I'm really lucky to have this guy. He's lucky to have me too. :) So we make a good match. I can't imagine what things will be like in another 16 months but that's part of the excitement. I'll let you know when we get there.

Monday, February 18, 2008

Let's break up and say we didn't



I have this internal struggle when it comes to conflict in my relationship with The man. When we are disagreeing on something or dealing with intense issues, my first impulse is to say, "I think we should break up." and then leave. You've heard of the "Fight or Flight" response. Well I'm set on auto-pilot for flying only. I like to avoid difficult interpersonal relationship issues by "calling off the relationship." or sleeping. Although when I wake up, the problems are generally still there ...or they've downsized A LOT and then I regret negative remarks I may have said or worse, proposing a breakup.

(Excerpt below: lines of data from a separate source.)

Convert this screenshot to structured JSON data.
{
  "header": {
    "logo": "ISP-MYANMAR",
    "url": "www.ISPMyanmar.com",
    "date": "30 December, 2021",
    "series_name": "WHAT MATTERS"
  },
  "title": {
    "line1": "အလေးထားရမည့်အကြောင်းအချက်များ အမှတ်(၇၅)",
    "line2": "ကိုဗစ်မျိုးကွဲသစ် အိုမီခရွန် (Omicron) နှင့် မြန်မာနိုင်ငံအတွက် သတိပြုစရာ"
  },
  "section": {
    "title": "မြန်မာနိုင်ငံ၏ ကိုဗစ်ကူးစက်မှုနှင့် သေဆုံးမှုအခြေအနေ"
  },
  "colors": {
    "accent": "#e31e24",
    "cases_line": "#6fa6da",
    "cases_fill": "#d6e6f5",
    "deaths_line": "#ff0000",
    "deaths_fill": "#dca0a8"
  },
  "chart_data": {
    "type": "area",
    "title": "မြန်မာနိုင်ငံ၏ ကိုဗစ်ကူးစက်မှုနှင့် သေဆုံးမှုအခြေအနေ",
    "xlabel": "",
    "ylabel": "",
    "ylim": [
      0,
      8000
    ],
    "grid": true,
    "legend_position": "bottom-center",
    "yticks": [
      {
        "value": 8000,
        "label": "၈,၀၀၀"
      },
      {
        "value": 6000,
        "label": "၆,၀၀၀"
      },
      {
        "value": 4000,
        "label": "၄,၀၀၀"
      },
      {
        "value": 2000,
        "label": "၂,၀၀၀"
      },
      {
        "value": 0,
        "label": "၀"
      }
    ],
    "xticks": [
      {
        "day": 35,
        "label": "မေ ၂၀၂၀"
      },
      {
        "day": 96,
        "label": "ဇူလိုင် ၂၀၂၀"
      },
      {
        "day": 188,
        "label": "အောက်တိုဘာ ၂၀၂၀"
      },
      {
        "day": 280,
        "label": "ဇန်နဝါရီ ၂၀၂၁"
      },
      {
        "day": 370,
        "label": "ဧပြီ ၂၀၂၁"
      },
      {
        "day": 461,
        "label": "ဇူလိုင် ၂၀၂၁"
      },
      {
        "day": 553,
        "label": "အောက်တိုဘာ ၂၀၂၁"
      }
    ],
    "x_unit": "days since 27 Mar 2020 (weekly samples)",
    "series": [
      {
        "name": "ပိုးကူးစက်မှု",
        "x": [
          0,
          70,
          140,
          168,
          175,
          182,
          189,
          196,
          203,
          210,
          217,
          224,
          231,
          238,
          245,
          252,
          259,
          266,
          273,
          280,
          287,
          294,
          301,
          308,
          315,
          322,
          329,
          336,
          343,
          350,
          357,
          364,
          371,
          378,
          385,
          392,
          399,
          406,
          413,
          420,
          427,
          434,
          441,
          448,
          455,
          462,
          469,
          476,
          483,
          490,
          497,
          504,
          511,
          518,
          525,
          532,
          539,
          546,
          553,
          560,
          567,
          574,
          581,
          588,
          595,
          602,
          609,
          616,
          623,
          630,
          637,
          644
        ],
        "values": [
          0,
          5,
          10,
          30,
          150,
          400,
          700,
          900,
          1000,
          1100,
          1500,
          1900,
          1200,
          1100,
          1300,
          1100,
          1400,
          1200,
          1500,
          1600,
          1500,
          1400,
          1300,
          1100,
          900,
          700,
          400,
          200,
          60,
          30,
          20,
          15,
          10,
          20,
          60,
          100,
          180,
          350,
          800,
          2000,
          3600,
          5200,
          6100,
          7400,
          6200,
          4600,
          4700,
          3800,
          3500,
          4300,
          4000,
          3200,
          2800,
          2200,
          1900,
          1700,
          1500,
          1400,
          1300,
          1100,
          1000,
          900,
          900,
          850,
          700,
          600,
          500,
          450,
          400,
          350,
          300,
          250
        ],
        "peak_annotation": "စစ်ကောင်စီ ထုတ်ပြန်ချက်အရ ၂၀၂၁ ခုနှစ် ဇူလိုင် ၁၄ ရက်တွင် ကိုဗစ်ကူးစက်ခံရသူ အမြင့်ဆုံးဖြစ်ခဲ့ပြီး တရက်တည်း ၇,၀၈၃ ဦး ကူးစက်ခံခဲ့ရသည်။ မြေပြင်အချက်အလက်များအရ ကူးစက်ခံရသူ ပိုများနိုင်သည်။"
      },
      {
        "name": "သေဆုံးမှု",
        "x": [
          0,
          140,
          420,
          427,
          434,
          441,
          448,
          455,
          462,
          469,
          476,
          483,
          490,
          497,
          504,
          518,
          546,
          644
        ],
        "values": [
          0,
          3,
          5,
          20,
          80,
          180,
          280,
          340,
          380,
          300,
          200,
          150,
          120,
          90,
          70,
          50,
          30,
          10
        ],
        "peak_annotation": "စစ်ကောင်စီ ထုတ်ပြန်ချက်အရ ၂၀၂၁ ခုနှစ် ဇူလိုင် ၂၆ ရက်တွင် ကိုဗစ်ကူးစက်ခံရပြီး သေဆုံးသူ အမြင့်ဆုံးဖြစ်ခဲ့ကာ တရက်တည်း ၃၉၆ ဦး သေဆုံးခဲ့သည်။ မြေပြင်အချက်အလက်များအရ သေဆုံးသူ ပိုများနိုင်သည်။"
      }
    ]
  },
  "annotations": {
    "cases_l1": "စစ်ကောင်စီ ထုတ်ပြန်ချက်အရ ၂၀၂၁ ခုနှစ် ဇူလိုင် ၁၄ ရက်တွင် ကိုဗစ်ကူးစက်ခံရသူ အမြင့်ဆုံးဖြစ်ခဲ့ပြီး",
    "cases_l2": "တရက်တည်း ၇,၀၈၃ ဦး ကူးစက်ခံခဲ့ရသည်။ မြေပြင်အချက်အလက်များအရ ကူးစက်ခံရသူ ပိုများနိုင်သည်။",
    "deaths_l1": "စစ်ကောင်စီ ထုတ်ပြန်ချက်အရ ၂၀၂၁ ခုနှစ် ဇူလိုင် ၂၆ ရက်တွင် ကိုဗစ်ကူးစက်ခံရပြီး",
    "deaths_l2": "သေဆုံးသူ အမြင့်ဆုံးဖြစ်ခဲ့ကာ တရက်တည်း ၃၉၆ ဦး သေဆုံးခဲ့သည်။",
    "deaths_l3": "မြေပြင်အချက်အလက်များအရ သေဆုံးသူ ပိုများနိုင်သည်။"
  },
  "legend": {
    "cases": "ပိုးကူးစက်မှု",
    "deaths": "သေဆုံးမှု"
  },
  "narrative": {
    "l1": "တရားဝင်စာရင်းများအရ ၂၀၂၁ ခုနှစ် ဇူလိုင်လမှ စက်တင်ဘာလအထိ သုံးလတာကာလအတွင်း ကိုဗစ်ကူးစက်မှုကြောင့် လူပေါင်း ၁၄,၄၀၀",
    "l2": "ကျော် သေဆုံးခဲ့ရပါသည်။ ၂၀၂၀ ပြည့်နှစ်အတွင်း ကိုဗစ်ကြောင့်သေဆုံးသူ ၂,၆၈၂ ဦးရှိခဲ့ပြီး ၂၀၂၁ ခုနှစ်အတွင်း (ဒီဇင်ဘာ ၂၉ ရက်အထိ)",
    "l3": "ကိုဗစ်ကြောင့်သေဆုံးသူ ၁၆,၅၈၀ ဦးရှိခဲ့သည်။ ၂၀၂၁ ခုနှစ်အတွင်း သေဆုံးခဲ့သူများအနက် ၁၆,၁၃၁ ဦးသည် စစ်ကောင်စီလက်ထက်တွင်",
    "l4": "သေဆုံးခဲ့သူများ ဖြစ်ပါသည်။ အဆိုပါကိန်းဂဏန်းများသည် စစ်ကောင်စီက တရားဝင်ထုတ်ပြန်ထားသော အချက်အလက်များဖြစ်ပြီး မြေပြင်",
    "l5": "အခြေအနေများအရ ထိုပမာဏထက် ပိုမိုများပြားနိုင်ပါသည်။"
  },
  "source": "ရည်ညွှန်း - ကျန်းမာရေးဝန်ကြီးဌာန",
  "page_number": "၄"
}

I feel so bad for The man because about once a month he gets dragged through the muddiness of my vacillating feelings. The first three weeks of the month are happy. I'm self-confident, he is romantic, and we are crazy about each other. Then comes week four. My hormones hit the fan and doubt rains down on our parade. I spend all day and especially right before bed deciding why I should break up with him. I tear him to pieces in my head and decide that he just isn't the one.

I hate this about myself. I don't know why I think breaking up will fix anything. This problem has been a common thread in my past relationships, and breaking up has obviously not fixed anything. A wise man once said, "When you have difficulties in your relationship, don't turn outward to other people or things. Turn inward to the other person to find solutions together."

I realize that I need to fix this. Whether it be through counseling or/and the help of God, I want to kick this habit and learn how to counter-react my emotions during those dreadful times...and keep my mouth shut about calling off the relationship.

Where do I stand at this moment? Beside my man, ready to face our issues and ready to run from the illusion that, breaking something fixes it.